Assignment
4
Neural Networks and Deep Learning
CSCI
7222
Spring 2015
Assigned Feb 17
Due Mar 4, before class
Assignment submission
Submit
all assignments via CU's desire2learn
system.
Submission instructions are as follows:
- Go to Desire2learn web
site and enter identikey and
password, or access through mycuinfo -> Student -> Course
information -> Website
- Once on the desire2learn web
site, select our course, which is labeled "Tpcs Nonsymbolic Ai"
- Select the "assessments" tab
in the upper right corner of the page
- Select "dropbox" from the
drop down menu
- Select "assignment 4" and
then upload the file
Goals
The goals of this assignment are: (1) to gain
experience on a second data set, one which differs from the handprinted
digits in that it has more input features, more output classes, but
fewer total training examples; (2) to explore modern techniques
for preventing neural network overfitting; and (3) to use validation or
cross validation methods for selecting model complexity, architecture,
regularizers, etc.
Data Set
The data set comes from the UCI Machine Learning
Repository.
ISOLET
is a famous early data set used for speech recognition. The data set
consists of 150 speakers producing the letters A-Z. Each letter is
spoken twice. Thus, there are roughly 150x26x2 = 7800 examples in the
data set. (Three examples are missing, so the total is actually
7797.) We'll split the data into training and test sets in the
way researchers have done in the past: all tokens from 120 speakers are
part of the training set, and all tokens from the remaining 30 speakers
are part of the test set. Thus, test set performance indicates how well
the model generalizes to new speakers.
Even though you will have access to the test set,
you are not to peek at the test set or use
it in any way until you get to Part 4 of the assignment. All
development for Parts 1-3 should be based solely on the training set.
For model development, you will want to set aside some data from the
training set to use as a validation set to determine model
architecture, hyperparameters, regularizers, etc.
You may wish to form the validation set by setting aside certain
speakers, so that the validation set -- like the test set -- evaluates
performance on new speakers.
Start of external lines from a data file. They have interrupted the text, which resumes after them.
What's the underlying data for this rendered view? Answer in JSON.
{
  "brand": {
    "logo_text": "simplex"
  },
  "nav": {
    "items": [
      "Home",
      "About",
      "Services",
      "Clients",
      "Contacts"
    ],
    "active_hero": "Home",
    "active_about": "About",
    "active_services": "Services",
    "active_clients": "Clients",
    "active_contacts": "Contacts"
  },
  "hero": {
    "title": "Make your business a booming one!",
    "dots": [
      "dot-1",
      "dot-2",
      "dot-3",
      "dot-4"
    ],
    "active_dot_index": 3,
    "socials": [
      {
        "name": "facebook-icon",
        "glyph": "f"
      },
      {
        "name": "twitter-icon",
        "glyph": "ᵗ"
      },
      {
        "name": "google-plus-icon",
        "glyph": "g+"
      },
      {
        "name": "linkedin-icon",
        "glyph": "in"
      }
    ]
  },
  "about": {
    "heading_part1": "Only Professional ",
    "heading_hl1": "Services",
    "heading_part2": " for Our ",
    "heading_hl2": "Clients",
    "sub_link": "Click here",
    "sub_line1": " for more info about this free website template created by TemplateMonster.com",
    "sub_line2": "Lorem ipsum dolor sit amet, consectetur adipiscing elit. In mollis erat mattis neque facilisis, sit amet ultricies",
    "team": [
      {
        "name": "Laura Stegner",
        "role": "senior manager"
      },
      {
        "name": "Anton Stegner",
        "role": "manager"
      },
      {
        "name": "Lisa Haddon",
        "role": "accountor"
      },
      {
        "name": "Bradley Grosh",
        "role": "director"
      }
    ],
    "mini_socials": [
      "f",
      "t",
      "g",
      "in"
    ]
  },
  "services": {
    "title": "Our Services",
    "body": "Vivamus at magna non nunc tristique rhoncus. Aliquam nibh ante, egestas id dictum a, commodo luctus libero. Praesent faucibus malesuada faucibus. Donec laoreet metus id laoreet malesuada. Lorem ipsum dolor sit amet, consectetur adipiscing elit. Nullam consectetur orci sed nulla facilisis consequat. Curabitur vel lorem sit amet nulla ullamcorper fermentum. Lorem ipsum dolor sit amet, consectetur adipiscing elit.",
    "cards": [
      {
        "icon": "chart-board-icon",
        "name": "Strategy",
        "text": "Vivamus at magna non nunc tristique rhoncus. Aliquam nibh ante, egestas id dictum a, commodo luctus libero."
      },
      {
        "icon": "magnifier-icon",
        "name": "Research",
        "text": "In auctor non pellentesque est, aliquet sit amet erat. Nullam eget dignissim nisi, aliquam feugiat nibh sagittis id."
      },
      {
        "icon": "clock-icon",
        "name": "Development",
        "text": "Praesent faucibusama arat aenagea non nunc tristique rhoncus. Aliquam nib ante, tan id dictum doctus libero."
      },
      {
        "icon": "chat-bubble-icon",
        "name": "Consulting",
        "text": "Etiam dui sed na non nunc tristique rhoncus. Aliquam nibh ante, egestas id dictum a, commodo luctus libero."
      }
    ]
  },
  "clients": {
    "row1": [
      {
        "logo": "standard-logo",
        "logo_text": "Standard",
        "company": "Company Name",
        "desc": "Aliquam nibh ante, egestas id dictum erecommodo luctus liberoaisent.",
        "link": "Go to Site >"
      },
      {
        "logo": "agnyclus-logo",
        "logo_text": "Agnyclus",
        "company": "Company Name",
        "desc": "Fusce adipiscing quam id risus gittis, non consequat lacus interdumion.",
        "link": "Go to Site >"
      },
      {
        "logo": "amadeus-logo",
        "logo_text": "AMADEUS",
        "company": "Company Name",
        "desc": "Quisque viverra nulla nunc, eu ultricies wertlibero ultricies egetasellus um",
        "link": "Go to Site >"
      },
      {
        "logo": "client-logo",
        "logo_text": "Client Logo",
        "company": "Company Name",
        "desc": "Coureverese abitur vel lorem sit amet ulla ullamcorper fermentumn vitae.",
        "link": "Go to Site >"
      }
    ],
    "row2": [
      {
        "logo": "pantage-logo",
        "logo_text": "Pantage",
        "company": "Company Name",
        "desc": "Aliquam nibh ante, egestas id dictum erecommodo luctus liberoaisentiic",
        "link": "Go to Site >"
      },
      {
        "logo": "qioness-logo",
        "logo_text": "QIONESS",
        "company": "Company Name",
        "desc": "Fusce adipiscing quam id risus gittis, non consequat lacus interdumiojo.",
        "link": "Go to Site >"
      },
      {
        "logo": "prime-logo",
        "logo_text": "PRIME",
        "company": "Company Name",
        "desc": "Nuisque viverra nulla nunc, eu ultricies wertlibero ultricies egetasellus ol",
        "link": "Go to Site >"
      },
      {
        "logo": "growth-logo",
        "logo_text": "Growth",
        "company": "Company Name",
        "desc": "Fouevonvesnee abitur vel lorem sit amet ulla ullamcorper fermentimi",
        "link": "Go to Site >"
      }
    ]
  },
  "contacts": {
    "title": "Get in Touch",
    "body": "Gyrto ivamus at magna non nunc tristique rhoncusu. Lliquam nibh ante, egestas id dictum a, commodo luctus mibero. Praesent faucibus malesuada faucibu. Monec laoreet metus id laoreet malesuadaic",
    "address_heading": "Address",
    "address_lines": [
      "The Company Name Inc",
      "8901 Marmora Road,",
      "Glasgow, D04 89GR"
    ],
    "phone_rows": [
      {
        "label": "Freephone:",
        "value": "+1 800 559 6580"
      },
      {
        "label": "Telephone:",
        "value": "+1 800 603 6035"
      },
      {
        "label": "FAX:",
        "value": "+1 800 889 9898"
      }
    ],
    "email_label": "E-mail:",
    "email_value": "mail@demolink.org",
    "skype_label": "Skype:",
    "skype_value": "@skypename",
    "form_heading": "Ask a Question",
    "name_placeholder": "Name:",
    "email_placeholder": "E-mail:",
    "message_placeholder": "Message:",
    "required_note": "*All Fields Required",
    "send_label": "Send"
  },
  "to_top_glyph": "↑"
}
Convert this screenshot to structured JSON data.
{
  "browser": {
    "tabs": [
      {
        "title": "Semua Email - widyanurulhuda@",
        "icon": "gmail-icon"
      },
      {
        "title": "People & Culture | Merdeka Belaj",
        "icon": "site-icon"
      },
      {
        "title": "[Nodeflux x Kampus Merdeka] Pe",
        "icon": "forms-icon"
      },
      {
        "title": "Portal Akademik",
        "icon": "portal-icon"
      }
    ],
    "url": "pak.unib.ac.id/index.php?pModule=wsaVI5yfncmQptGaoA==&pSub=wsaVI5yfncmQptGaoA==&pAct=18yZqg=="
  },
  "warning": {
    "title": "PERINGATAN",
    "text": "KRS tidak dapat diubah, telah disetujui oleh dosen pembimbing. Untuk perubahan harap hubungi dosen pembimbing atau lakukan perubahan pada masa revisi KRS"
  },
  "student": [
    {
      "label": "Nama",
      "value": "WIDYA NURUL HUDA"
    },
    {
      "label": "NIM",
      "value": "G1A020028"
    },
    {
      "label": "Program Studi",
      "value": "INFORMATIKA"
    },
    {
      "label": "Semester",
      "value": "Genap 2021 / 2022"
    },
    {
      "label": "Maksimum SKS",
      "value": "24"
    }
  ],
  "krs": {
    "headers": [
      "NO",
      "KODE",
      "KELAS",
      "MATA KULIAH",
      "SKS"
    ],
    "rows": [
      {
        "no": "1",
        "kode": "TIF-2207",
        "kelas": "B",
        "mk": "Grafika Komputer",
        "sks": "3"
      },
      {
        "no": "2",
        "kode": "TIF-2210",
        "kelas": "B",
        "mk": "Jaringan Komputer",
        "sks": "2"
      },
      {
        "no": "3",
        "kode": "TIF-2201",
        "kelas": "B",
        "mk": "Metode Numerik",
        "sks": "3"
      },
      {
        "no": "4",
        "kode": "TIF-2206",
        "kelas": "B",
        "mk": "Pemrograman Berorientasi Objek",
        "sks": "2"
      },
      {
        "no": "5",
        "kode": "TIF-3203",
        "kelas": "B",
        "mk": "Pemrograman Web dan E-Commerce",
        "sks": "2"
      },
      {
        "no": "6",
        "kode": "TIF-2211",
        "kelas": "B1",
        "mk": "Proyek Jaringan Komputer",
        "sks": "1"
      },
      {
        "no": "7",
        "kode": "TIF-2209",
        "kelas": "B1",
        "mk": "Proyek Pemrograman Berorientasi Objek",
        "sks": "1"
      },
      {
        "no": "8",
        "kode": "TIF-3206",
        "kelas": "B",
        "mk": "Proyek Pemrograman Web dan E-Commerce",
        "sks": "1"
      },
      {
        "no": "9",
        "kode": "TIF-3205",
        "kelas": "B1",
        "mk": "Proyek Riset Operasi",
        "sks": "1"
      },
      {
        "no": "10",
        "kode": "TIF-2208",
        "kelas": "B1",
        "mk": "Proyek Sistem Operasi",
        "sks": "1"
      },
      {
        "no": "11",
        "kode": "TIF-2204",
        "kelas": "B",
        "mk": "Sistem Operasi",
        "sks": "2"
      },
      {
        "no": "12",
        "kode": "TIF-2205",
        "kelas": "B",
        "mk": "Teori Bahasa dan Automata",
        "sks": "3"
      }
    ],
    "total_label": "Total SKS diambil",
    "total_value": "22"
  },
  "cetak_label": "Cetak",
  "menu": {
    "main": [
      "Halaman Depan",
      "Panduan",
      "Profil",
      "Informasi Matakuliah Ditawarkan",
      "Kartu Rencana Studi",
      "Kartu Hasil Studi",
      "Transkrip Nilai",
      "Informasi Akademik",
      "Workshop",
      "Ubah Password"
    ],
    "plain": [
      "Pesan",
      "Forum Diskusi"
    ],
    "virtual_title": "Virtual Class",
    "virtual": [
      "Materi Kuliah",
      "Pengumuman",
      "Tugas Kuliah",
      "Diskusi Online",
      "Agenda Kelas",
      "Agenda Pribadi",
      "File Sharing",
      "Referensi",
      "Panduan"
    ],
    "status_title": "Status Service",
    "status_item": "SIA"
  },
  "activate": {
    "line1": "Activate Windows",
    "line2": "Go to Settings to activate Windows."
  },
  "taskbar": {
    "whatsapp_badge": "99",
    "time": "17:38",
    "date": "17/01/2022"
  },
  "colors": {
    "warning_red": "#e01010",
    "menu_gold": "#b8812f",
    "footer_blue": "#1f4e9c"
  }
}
You may instead wish to do cross
validation with the training set, pulling aside one speaker at a time
and training the model on the remaining speakers, then using the
held-out speaker to estimate model performance.
The auditory input has been processed and reduced to a set of 617
features. The features include spectral coefficients, contour features,
sonorant features, pre-sonorant features, and post-sonorant features.
The output represents one of the 26 letters and is coded by an integer
ranging from 1 to 26.
I've formatted the data in three ways for you:
matlab data structures containing
train
and
test sets
MS Excel spreadsheets containing
train
and
test sets
CSV text files containing
train and
test sets
In the matlab structures, the input features and output classes are
placed in separate arrays. In the Excel and CSV files, each row
contains 618 columns, the first 617 of which are input features and the
last is the output class (1-26).
Part 1
Using the code you wrote for Assignment 3, build a
network using the training set. You can choose the output unit
activation function (e.g., logistic, normalized exponential), loss
function (squared error, cross entropy), number of hidden units, weight
initialization scheme, etc. Use logistic or tanh hidden units.
("tanh" is the sigmoid function that maps every input to the
range [-1, +1].)
Using the validation or cross validation method, decide on the specific
architecture, etc.
Once you've chosen the architecture, train a final network on the
entire data set (including the portion may have set aside for
validation).
Part 2
Now incorporate one or more of the regularization
techniques we talked about in class, such as dropout (strongly
recommended), soft weight constraints, or a hard weight constraint
(which prevents the weight vector length from exceeding an upper
threshold).
Using the validation or cross validation method, decide on the specific
regularizers you want to include in your model.
Once you've chosen the regularizer, train a final network on the entire
data set (including the portion you may have set aside for validation).
Part 3
Now create a version of your model that uses
rectified linear (ReLU) hidden units. The change to your code should be
pretty minor. Using a validation set, tweak the model to get the best
estimated performance.
Once you've chosen the final model architecture and regularizers, train
a final network on the entire data set (including the portion you may
have set aside for validation).
Part 4
Now, and only now, use the training set to
evaluate performance of the models you built in Parts 1-3. Report
performance on each of the 3 models.